L’augmentation de l’impôt de solidarité, pour sa part, semble acquise à l’issue de cette tripartite. À quel niveau ?
Il n’y a pas de politique de l’emploi active sans argent. Accueillir, former et orienter les chômeurs demande de l’argent. Mais le chômage en coûte aussi. J’estime donc qu’il est mieux d’investir dans le travail que dans le chômage. Mais pour financer ces mesures, il nous faut trouver des recettes supplémentaires pour alimenter le Fonds pour l’emploi, par exemple en augmentant l’impôt de solidarité et la contribution sociale sur l’essence et le tabac, sur laquelle il y a encore de la marge.
En 2009, nous avons dépensé entre 520 et 540 millions d’euros pour le Fonds pour l’emploi, et cette année, ce sera encore plus, une somme que les recettes actuelles ne couvrent même pas à moitié. Ajuster cet impôt est très équitable, parce tous ceux qui paient des impôts le paient aussi. Mais le niveau de l’adaptation devra être discuté et arrêté dans le cadre de la tripartite. Sachant que dans les années 1984-85, il était de dix pour cent, puis il est tombé à 7,5 pour cent, pour atteindre les 2,5 pour cent actuels pour les ménages (ce qui équivaut à une entrée de 60 millions d’euros par an) et quatre pour cent pour les entreprises (58 millions). Et sachant aussi qu’une augmentation de un pourcent équivaut à 25 millions d’euros de recettes supplémentaires. Donc le calcul de ce qui est nécessaire serait facile à faire.

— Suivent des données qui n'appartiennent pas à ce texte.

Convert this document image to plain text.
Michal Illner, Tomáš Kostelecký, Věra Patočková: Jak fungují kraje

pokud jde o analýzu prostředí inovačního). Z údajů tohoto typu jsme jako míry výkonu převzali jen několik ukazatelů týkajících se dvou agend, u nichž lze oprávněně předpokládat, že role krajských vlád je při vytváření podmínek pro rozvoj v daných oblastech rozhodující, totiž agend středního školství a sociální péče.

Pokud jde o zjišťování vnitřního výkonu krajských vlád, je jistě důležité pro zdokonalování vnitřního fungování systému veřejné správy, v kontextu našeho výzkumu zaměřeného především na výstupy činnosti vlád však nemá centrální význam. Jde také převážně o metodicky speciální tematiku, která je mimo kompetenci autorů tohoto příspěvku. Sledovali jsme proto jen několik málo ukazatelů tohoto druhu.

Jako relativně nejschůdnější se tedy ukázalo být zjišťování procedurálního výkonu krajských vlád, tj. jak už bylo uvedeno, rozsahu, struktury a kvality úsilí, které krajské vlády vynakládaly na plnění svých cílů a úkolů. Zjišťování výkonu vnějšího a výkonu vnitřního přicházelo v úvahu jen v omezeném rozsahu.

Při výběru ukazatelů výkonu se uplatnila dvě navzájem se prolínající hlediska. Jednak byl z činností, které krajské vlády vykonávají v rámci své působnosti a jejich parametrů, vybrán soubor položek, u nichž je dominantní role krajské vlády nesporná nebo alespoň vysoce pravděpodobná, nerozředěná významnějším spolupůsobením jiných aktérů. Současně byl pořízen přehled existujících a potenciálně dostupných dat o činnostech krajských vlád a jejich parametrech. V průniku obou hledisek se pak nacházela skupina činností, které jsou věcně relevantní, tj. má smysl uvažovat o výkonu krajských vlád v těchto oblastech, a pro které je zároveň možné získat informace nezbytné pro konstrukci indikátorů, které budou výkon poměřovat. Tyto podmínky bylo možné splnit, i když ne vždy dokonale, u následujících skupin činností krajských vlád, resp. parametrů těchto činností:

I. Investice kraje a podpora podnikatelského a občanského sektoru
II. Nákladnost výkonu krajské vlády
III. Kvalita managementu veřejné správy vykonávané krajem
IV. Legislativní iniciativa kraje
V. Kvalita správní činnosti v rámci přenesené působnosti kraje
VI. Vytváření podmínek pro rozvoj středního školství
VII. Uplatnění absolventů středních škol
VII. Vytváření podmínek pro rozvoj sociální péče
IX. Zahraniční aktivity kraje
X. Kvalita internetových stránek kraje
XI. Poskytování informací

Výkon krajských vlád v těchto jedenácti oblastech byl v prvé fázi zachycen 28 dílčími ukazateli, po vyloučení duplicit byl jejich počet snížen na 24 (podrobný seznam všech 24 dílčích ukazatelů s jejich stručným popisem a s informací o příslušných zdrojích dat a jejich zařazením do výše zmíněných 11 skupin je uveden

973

Votre métier se réduit actuellement souvent à celui d’un pompier, qui cherche à résoudre les crises qui se posent par les fermetures ou restructuration d’entreprises et autres mauvaises nouvelles. Reste-t-il du temps pour esquisser des visions d’avenir ? À gauche du LSAP, Déi Lénk et le KPL par exemple rêvent toujours d’une réduction du temps de travail, un thème qui n’est plus guère abordé ailleurs.
Pour moi, le défi du moyen terme est de réorienter notre économie et notre marché de l’emploi pour qu’ils soient viables. La question est de savoir comment nous pouvons rééquilibrer le secteur financier qui a été un des moteurs de la croissance et de la création d’emploi mais qui est en perte de vitesse, par d’autres secteurs. Il ne faut pas toujours attendre à ce que de grandes sociétés internationales s’implantent au Luxembourg, mais nous devons davantage miser sur les petites et moyennes entreprises, aussi dans des secteurs comme l’artisanat.
Un deuxième sujet d’avenir important est celui de la formation, inséparable de l’emploi. Nous devrons sans cesse développer de nouvelles formations continues, car plus rien ne sera durable à l’ère de la « flexicurité », il faudra réagir rapidement pour adapter les formations à la demande. Vous voyez donc que je ne néglige aucunement les visions à plus long terme, malgré la situation difficile qui règne actuellement sur le marché de l’emploi.